Причудливая это штука — проявление знаний, «вложенных» в голову аппаратом Прокшина. Кажется, я нашёл удачное слово: проявление. В самом деле, это очень похоже на постепенное возникновение фотоизображения. Потенциально существующее в фотоэмульсии изображение ещё скрыто, не видно, и нужен проявитель, чтобы сделать его явным. Так и с проявлением знаний.

Какая-то часть знаний вспоминалась — процесс удивительный и временами нелёгкий. А иногда я сам принимал решения. Да, хорошо помню, что сам пришёл к выводу: нельзя идти ферзём. Представил себе ответный ход чёрных, увидел дальнейшее развитие игры и понял, что надо ходить слоном. И только потом, сделав этот ход, подумал: конечно, позиция должна быть такой, это же этюд Троицкого! Вот лучший ход чёрных. Теперь шах ферзём. Чёрный король спешит к своему ферзю. Поздно! Белые жертвуют слона. Шах чёрному королю и выигрыш.

Я никак не мог освоиться с мыслью, что действительно чему-то научился. В голове не было никаких «шахматных мыслей». И всё-таки я только что решил этюд Троицкого, о котором до этого даже не слыхал.

Уже через день, когда значительная часть шахматной премудрости «проявилась», я привык к «эффекту входа» (терминология Прокшина). Теперь я «чувствую» свои шахматные знания. Они «ощущаются» точно так, как и другие знания, полученные обычными путями.

И только изредка сердце замирает от радостного изумления. Так было в детстве, когда, научившись плавать, я впервые заплыл далеко в море…

Прокшин появился без четверти два — мокрый, голодный, весёлый — и с порога спросил:

— Сразимся? Одну партию, а? Потом обед и снова до вечера шахматы. Как программа, годится?

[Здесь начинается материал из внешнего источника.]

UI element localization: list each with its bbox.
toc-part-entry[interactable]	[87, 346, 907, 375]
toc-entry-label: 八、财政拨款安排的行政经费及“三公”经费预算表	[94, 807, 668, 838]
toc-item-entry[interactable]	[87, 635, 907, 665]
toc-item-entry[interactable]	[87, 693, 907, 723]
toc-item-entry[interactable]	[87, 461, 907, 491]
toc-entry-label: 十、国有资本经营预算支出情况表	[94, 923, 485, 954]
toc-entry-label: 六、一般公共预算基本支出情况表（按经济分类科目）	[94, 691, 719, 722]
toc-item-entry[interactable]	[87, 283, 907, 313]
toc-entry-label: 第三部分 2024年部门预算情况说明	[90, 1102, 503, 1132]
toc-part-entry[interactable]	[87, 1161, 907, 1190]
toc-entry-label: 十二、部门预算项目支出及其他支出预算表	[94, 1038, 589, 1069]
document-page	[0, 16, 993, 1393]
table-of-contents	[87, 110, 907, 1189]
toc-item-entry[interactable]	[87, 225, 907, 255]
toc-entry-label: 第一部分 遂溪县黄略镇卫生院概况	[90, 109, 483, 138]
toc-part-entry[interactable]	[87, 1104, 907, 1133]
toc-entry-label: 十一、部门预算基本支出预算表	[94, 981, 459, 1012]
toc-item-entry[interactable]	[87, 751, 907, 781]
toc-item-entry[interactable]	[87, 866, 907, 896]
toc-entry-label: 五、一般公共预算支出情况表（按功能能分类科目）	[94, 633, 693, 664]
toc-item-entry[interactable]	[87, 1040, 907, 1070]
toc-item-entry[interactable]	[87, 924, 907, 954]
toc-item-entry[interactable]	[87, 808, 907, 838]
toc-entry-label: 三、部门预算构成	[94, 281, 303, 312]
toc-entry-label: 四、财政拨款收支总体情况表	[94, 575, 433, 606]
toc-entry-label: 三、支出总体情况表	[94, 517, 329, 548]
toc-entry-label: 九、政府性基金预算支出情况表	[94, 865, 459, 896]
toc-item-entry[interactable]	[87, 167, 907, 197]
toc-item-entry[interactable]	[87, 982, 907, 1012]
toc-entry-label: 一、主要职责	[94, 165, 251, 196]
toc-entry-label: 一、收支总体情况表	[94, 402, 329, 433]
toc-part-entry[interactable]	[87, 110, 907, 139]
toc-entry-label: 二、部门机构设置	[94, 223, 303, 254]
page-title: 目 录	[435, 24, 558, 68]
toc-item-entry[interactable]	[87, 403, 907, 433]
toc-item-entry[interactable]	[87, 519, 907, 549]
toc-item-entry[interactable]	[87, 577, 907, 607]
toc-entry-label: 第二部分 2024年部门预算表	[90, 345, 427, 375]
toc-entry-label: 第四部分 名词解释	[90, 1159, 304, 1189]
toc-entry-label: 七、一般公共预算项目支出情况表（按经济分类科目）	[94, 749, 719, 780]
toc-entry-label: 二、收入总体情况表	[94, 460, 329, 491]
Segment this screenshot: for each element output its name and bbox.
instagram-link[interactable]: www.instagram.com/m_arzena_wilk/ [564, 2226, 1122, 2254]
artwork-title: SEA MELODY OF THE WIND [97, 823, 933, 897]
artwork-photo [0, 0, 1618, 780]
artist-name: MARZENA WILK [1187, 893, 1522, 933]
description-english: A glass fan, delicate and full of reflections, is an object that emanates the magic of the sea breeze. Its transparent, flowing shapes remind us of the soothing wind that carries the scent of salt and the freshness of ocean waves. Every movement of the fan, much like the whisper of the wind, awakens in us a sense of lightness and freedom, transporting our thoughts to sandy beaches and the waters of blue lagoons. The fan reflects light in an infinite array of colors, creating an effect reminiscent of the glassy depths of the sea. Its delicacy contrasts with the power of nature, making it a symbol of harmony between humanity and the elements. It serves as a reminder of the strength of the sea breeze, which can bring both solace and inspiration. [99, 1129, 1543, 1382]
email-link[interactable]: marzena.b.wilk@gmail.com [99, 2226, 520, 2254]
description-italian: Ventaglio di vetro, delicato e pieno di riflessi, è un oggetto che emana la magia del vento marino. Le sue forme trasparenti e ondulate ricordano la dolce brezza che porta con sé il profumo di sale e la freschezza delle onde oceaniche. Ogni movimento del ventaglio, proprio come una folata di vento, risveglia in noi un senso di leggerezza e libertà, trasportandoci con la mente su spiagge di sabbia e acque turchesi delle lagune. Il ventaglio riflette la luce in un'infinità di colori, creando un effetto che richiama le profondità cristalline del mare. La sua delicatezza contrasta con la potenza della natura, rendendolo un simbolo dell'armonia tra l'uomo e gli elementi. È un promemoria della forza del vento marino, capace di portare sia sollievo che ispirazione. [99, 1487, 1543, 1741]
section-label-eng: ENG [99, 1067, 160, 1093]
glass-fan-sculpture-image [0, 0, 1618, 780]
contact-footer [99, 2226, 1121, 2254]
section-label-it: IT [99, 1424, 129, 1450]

Программа годилась, но, сев за шахматную доску, мы забыли о времени. Игра шла в стремительном темпе. Строго говоря, сначала мы даже не играли. Мы просто вспоминали партии. Разыгрывался дебют, и очень скоро один из нас вспоминал, что подобная позиция уже была при встрече таких-то шахматистов на таком-то турнире.

Лента магнитофона

— Вы записываете?

— Да. А что, если я пожертвую пешку?

— Зачем?

— Зов души… Послушайте, да ведь так было в четвёртой партии Эйве-Боголюбов!..

— Точно. Невенинген, двадцать восьмой год. В этой позиции чёрные пожертвовали пешку. Вот он, ваш зов души! Знания. В конечном счёте только знания!

— А всё-таки зачем я должен отдавать пешку?

— Вскрываются линии…

— Эйве мог объявить шах конём, но сделал другой ход…

— Да, более осторожный. Слоном.

— Что ж, проверим…»

С каждым часом мы играли всё увереннее и самостоятельнее. Стали чаще замечать просчёты, допущенные кем-то в аналогичной позиции. Искали и находили более сильные продолжения. Игра обогащалась мыслями и чувствами, начинала приносить эстетическое наслаждение.

Что я обычно чувствовал, играя в шахматы?

Досаду — если не заметил хорошего хода. Страх — если допустил ошибку и противник мог её использовать. Радость — если противник «зевнул» фигуру. И ещё скуку, томительное ожидание, пока противник сделает ход и можно будет снова начать думать… Убогие чувства! Я был подобен слепцу, сидящему перед сценой, на которой выступают иноземные артисты. Слепец не видит артистов, да к тому же они говорят на чужом языке, из которого он знает лишь несколько десятков слов… И вдруг глаза обретают способность видеть каждое движение артистов, каждый их жест. Вдруг со сцены начинает звучать родной язык, наполняются смыслом интонации и паузы…

В восемь вечера мы пообедали: консервы, холодное молоко и ещё что-то. Мы спешили. Нас ждала недоигранная партия.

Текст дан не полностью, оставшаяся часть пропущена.